E le conseguenze che sta avendo il fatto che il governo non abbia un vero controllo a livello di finanze si vedono.  Alvarado ha detto che Maduro ha usato la bicocca di 23, 3 bilioni di Bs durante quest’anno, una cifra stratosferica incalcolabile per il semplice cittadino.

“C’è una gran massa di denaro circolante che esce dallo Stato sulla quale il popolo non ha alcun controllo,” sono le parole di Alvarado. Senza dubbio, una massa di soldi che è servita ad aumentare smisuratamente la spesa pubblica, creando la galoppante inflazione che vive il paese.

Alvarado ribadisce che la presentazione del bilancio della nazione al Tsj da parte del governo, esclude il Venezuela dai mercati internazionali. Il Tsj non è la sede giusta. È questa situazione irregolare impedisce che il governo possa emettere buoni del debito pubblico per transazioni all’ estero perché sarebbe illegale.

È enfatico Alvarado quando dice che nel mondo sono i parlamenti gli organi controllori delle azioni del governo.Soprattutto quelle che riguardano decisioni in economia.
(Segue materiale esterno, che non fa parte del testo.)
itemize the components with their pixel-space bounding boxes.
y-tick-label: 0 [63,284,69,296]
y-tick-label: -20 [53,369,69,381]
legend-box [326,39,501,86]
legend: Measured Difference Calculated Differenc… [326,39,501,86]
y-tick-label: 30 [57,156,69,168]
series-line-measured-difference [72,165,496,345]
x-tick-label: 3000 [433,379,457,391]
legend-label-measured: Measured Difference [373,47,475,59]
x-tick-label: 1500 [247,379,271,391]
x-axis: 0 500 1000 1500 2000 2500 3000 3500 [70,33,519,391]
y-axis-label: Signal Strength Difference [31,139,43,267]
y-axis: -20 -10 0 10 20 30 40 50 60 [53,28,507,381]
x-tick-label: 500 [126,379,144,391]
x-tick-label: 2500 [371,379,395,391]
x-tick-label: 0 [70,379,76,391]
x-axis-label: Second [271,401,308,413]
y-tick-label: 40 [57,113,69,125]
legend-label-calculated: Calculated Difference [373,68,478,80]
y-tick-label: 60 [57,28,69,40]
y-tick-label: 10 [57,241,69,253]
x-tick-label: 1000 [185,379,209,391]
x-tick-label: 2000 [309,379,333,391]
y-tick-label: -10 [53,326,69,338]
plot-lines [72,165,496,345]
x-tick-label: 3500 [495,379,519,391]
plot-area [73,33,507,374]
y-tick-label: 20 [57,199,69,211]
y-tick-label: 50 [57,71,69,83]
Ma in Venezuela, l’Assemblea Nazionale è stata esautorata perciò manca l’ente che controlli il debito, le entrate e le uscite.

Maduro presente in Russia alla “Settimana dell’energia 2017”

Il paese attraversa la peggior crisi economica della sua storia e Maduro intanto fa un tour in Russia, Bielorussia e Turchia. Molto probabilmente per cercare alleati che possano contrastare le sanzioni imposte dagli Usa che non permettono transazioni col Venezuela.

In Russia incontrerà Putin in occasione della Settimana dell’energia 2017.  Maduro da informato via tv che “sosterrà una riunione importante con Putin che riguarda la cooperazione finanziaria, tecnologica e agricola tra i due paesi.”

Russia e Venezuela fanno parte del comitato che controlla gli accordi tra i paesi dell’Opec e altri paesi produttori di petrolio. Almeno fino a marzo 2018.

E i due paesi hanno pure preso accordi nel settore militare. La Russia ha già venduto al Venezuela aerei di combattimento, fucili e missili terra-aria.

Dopo la Russia, Maduro incontrerà Lukashenko in Bielorussia e poi è previsto che vada in Turchia. Un tour questo, fatto senza informare l’Assemblea Nazionale. Maduro, comunque, va avanti.